A second, more viable option, especially for enterprises or rapidly growing mid-size companies trying to stay ahead of the curve, is to license a single ETL++ platform that contains most, if not all, of the capabilities you need from your data stack. This approach will require little, if any, integration effort and cost and can speed data engineering efforts and reduce costs.
An integrated data pipeline platform and toolset should include the following capabilities:
- Easy data ingest and loading
- Graphical, code-free data transformation
- End-to-end data orchestration
- Discovery and metadata management
- Enterprise data security and governance
- Automated DataOps, including data observability
The right platform can also offer integrations with other point products, such as enterprise data catalog and governance tools, to give you the flexibility of integrating an overall enterprise architecture and/or adding new capabilities over time. Your platform should also offer multiple data integration models/architectures – ETL and ELT – so you can choose the best option.

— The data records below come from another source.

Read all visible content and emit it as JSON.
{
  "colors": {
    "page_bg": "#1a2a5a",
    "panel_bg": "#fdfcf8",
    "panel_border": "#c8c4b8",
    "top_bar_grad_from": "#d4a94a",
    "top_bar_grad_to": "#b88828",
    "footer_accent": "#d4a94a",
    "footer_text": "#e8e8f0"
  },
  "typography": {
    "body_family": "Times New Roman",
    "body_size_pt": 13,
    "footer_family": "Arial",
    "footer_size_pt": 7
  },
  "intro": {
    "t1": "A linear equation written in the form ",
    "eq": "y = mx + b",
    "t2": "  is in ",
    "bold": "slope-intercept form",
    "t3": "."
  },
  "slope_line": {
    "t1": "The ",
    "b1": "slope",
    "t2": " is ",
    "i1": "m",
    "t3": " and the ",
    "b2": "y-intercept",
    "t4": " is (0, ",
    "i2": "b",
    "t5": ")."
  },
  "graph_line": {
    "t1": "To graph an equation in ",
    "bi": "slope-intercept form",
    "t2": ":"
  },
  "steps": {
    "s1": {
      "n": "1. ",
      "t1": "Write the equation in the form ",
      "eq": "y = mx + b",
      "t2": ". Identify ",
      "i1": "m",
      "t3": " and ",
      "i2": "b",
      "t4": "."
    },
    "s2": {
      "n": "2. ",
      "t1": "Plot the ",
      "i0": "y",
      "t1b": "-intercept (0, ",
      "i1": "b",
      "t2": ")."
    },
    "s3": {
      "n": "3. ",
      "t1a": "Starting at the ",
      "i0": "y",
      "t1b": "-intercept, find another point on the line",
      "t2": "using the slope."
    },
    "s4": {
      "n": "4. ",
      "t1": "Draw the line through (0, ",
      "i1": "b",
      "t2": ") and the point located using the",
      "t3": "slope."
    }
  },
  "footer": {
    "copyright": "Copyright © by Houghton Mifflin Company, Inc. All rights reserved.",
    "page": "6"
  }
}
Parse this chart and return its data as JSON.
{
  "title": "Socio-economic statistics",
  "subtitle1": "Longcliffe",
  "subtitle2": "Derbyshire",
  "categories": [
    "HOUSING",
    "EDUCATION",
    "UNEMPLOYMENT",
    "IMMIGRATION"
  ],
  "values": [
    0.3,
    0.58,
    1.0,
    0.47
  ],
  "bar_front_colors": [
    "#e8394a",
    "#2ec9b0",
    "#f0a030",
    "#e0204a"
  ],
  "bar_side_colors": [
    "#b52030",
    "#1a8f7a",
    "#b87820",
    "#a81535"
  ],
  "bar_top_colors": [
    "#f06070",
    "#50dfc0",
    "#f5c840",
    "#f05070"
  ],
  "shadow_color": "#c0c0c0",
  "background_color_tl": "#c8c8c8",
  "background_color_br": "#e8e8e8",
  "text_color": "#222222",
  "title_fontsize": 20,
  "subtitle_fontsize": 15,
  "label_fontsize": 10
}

The buy option facilitates a robust data stack from the outset, and:
- Eliminates upfront time and effort to integrate multiple components in your data stack,
- Facilitates faster data pipeline definition and deployment,
- Increases data engineering productivity and lowers costs,
- Provides enterprise security and governance to reduce data privacy and regulatory compliance risks,
- Supports scalable DataOps to ensure a reliable and complete flow of data, and
- Offers lower overall licensing costs (versus licensing multiple products)
Datameer Spectrum as a Buy Option
Datameer Spectrum is a fully-featured ETL++ data integration platform with a broad range of capabilities for extracting, exploring, integrating, preparing, delivering, and governing data for scalable, secure data pipelines. Spectrum supports analyst and data scientist self-service data preparation and data engineering use cases, enabling a single hub for all data preparation across an enterprise. Data pipelines can span across various approaches and needs, including ETL, ELT, data preparation, and data science.
Spectrum’s no-code data orchestration and transformation make it easy for analysts and data scientists, and even non-programmers, to create data integration pipelines of any level of sophistication. The large array of over 300 off-the-shelf functions enable you to transform, cleanse, shape, organize, and enrich data in any way imaginable, and 200+ connectors let you work with any data source you may have. Once integration dataflows are ready, Spectrum’s enterprise-grade operationalization, security, and governance features enable reliable, automated, and secure data pipelines to ensure a consistent data flow.
Datameer Spectrum provides you with a robust, all-in-one “buy option” for Snowflake. Spectrum gives you the ability to have a one-product data pipeline platform that feeds your Snowflake cloud data warehouse and analytics without all the integration time, headaches, and costs.
Spectrum contains all six of the integrated data stack capabilities mentioned above – easy data ingest and loading, code-free data transformation, end-to-end data orchestration, data discovery and metadata management, robust data security and governance, and automated DataOps. It provides all the data stack capabilities an enterprise or growing mid-size organization will need when deploying scalable cloud analytics on Snowflake.
Although building a data stack of multiple point products may be appealing from a flexibility standpoint, the time, effort, and cost of building, maintaining, and operating such a data stack can quickly escalate. For many organizations, a far better option is to buy – acquire a single robust data pipeline platform that meets all your needs of today while also have capabilities you will require in the future.